Сердце замерло у Тани, страсть напала на нее… «Зелье сбирать, коренья копать!.. Колдунье помогать!» – шевельнулось у ней на уме, но Егориха ровно прочла, что у нее по мыслям прошло.
– Именем Христовым да именем пресвятой Богородицы те травы собираются… – сказала она. – Сорви травку без имени Божьего – не будет от нее пользы человекам… Ты не верь тому, красавица, что келейницы про Господне созданье рассказывают… По-ихнему – и табак трава, не Богом сотворенная, а диаволом, и дорогой травой[318] лечиться не следует потому-де, что, когда Господь по земле ходил, все травы перед ним преклонилися, не поклонилась одна дорогая трава… И гулёна,[319] по-ихнему, содомское яблоко, и чай от Бога отчаивает, и кофий строит ков на Христа… Много пустого плетут ваши старицы…
Таня молчала, с удивлением слушая речи знахарки.
– Над старыми книгами век свой корпят, – продолжала та, – а не знают, ни что творят, ни что говорят… Верь мне, красавица, нет на сырой земле ни единой былиночки, котора бы на пользу человекам не была создана. Во всякой травке, во всяком цветочке великая милость Господня положена… Исполнена земля дивности его, а любви к человекам у него, света, меры нет… Мы ль не грешим, мы ли злобой да кривдой не живем?.. А он, милосердный, все терпит, все любовью своей покрывает…
Отлегло у Тани от сердца. С простодушной доверчивостью спросила она:
– Так взаправду ты, тетенька, с крестом да с молитвой свое дело творишь?
– А то как же? – ответила знахарка. – Без креста, без молитвы ступить нельзя!.. Когда травы сбираешь, корни копаешь – от Господа дары принимаешь… Он сам тут невидимо перед тобой стоит и ангелам велит помогать тебе… Велика тайна в том деле, красавица!.. Тут не суетное и ложное – доброе, полезное творится, – Богу во славу, Божьему народу во здравие, от лютых скорбей во спасение.
– А как же я боялась тебя, тетушка!.. – промолвила Таня.
– Еще б не бояться!.. В скиту живешь, – улыбнулась Егориха. – Поди, там про меня и не знай чего в уши тебе ни напели. С бесами-де водится, с демонами… Так, что ли?
– Что говорить, тетенька!.. Всякого было насказано, – ответила Таня, оправляя на голове косынку.

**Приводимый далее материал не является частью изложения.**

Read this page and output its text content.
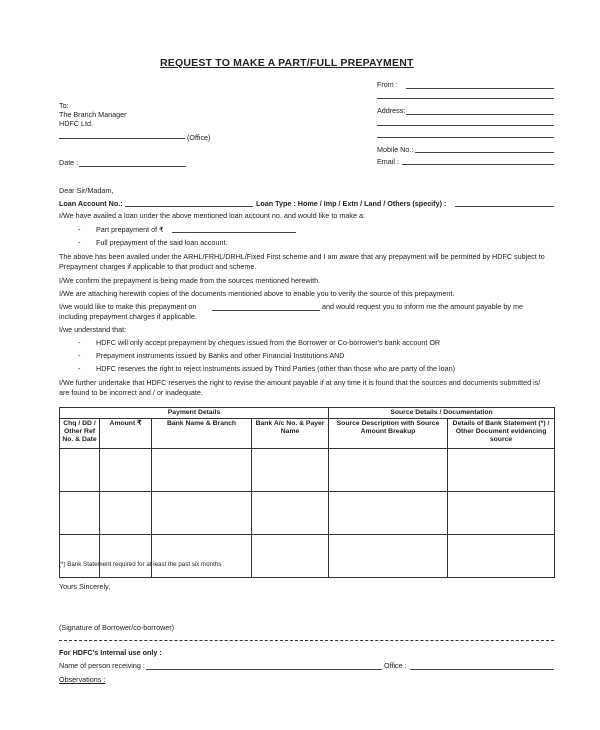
REQUEST TO MAKE A PART/FULL PREPAYMENT
From :
Address:
Mobile No.:
Email :
To:
The Branch Manager
HDFC Ltd.
(Office)
Date :
Dear Sir/Madam,
Loan Account No.:	Loan Type : Home / Imp / Extn / Land / Others (specify) :
I/We have availed a loan under the above mentioned loan account no. and would like to make a:
- Part prepayment of ₹
- Full prepayment of the said loan account.
The above has been availed under the ARHL/FRHL/DRHL/Fixed First scheme and I am aware that any prepayment will be permitted by HDFC subject to
Prepayment charges if applicable to that product and scheme.
I/We confirm the prepayment is being made from the sources mentioned herewith.
I/We are attaching herewith copies of the documents mentioned above to enable you to verify the source of this prepayment.
I/we would like to make this prepayment on	and would request you to inform me the amount payable by me
including prepayment charges if applicable.
I/we understand that:
- HDFC will only accept prepayment by cheques issued from the Borrower or Co-borrower's bank account OR
- Prepayment instruments issued by Banks and other Financial Institutions AND
- HDFC reserves the right to reject instruments issued by Third Parties (other than those who are party of the loan)
I/We further undertake that HDFC reserves the right to revise the amount payable if at any time it is found that the sources and documents submitted is/
are found to be incorrect and / or inadequate.
Payment Details				Source Details / Documentation	
Chq / DD / Other Ref No. & Date	Amount ₹	Bank Name & Branch	Bank A/c No. & Payer Name	Source Description with Source Amount Breakup	Details of Bank Statement (*) / Other Document evidencing source

(*) Bank Statement required for at least the past six months
Yours Sincerely,
(Signature of Borrower/co-borrower)
For HDFC's Internal use only :
Name of person receiving :	Office :
Observations :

– Бог с ними! – незлобно и тихо промолвила знахарка. – А ты вот что знай, вот что ведай, красавица: есть тайны добрые, есть тайны темные. Добрые от Бога, темные от врага идут. Тайную Божию силу ничто отменить не может, а темную силу вражию Господней силой побороть можно… Есть знахари, чтó темной силой орудуют, и то человеку на вред и погибель… А кого умудрил Господь свою тайную силу познать иль хоть самую малицу силы той, – тому человеку легко отделать[320] вред, лихим знахарством напущенный… Темная сила от имени Божия трепещет, от силы его, как дым, исчезает… И кого умудрит Господь уразуметь тайную силу его, тот видит ее и в зорях алых, и в радуге семицветной, и в красном солнышке, и в ясном месяце, и в каждом деревце, в каждой травке, в каждом камешке… Везде, во всем разлита тайная Божия сила…
– И тебя умудрил Господь? – умильно спросила Таня, с любовью глядя в светлые очи знахарки.

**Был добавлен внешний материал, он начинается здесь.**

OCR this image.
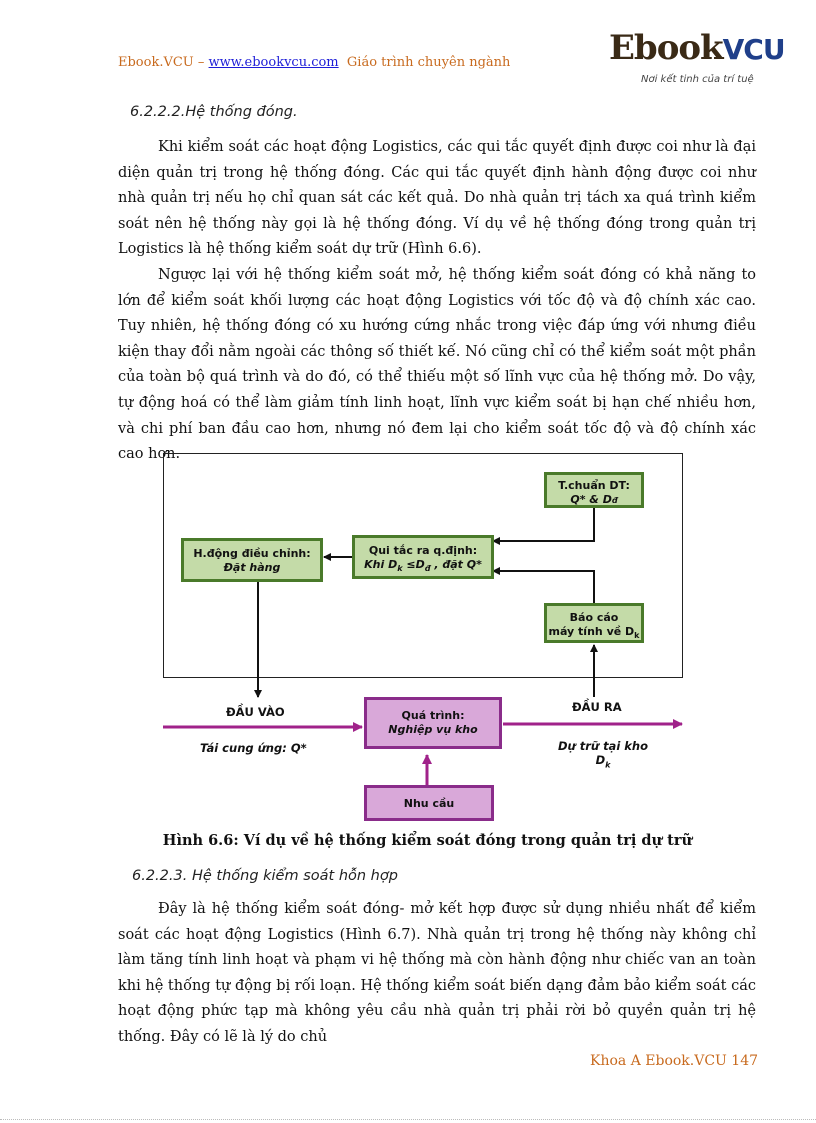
Ebook.VCU – www.ebookvcu.com Giáo trình chuyên ngành	EbookVCU
Nơi kết tinh của trí tuệ
6.2.2.2.Hệ thống đóng.

Khi kiểm soát các hoạt động Logistics, các qui tắc quyết định được coi như là đại diện quản trị trong hệ thống đóng. Các qui tắc quyết định hành động được coi như nhà quản trị nếu họ chỉ quan sát các kết quả. Do nhà quản trị tách xa quá trình kiểm soát nên hệ thống này gọi là hệ thống đóng. Ví dụ về hệ thống đóng trong quản trị Logistics là hệ thống kiểm soát dự trữ (Hình 6.6).

Ngược lại với hệ thống kiểm soát mở, hệ thống kiểm soát đóng có khả năng to lớn để kiểm soát khối lượng các hoạt động Logistics với tốc độ và độ chính xác cao. Tuy nhiên, hệ thống đóng có xu hướng cứng nhắc trong việc đáp ứng với nhưng điều kiện thay đổi nằm ngoài các thông số thiết kế. Nó cũng chỉ có thể kiểm soát một phần của toàn bộ quá trình và do đó, có thể thiếu một số lĩnh vực của hệ thống mở. Do vậy, tự động hoá có thể làm giảm tính linh hoạt, lĩnh vực kiểm soát bị hạn chế nhiều hơn, và chi phí ban đầu cao hơn, nhưng nó đem lại cho kiểm soát tốc độ và độ chính xác cao hơn.

T.chuẩn DT:
Q* & Dđ
Qui tắc ra q.định:
Khi $D_k \le D_đ$ , đặt Q*
H.động điều chỉnh:
Đặt hàng
Báo cáo
máy tính về $D_k$
Quá trình:
Nghiệp vụ kho
Nhu cầu
ĐẦU VÀO
Tái cung ứng: Q*
ĐẦU RA
Dự trữ tại kho
$D_k$
Hình 6.6: Ví dụ về hệ thống kiểm soát đóng trong quản trị dự trữ
6.2.2.3. Hệ thống kiểm soát hỗn hợp

Đây là hệ thống kiểm soát đóng- mở kết hợp được sử dụng nhiều nhất để kiểm soát các hoạt động Logistics (Hình 6.7). Nhà quản trị trong hệ thống này không chỉ làm tăng tính linh hoạt và phạm vi hệ thống mà còn hành động như chiếc van an toàn khi hệ thống tự động bị rối loạn. Hệ thống kiểm soát biến dạng đảm bảo kiểm soát các hoạt động phức tạp mà không yêu cầu nhà quản trị phải rời bỏ quyền quản trị hệ thống. Đây có lẽ là lý do chủ

Khoa A Ebook.VCU 147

– Умудрил, красавица, хоть на малость самую, а умудрил, – с благоговеньем ответила Егориха. – И за тот великий дар денно и нощно благодарю я Создателя… Все-таки иной раз доведется хворому, недужному пользу принесть, все-таки иной за тебя Богу помолится… Однако прибавим шагу, туманы вздымаются, роса умывает лицо Матери-Сырой Земли… Гляди, какие полотенца по небу несутся. Утираться ими Матери-Сырой Земле… Видишь? – прибавила она, указывая на утренние перистые облака, что розовыми полосами с золотистыми краями подернули небесную глубь. – Рассказывай теперь про Марью Гавриловну… что такое приключилось с ней? – молвила Егориха, когда подошли они к Каменному Вражку.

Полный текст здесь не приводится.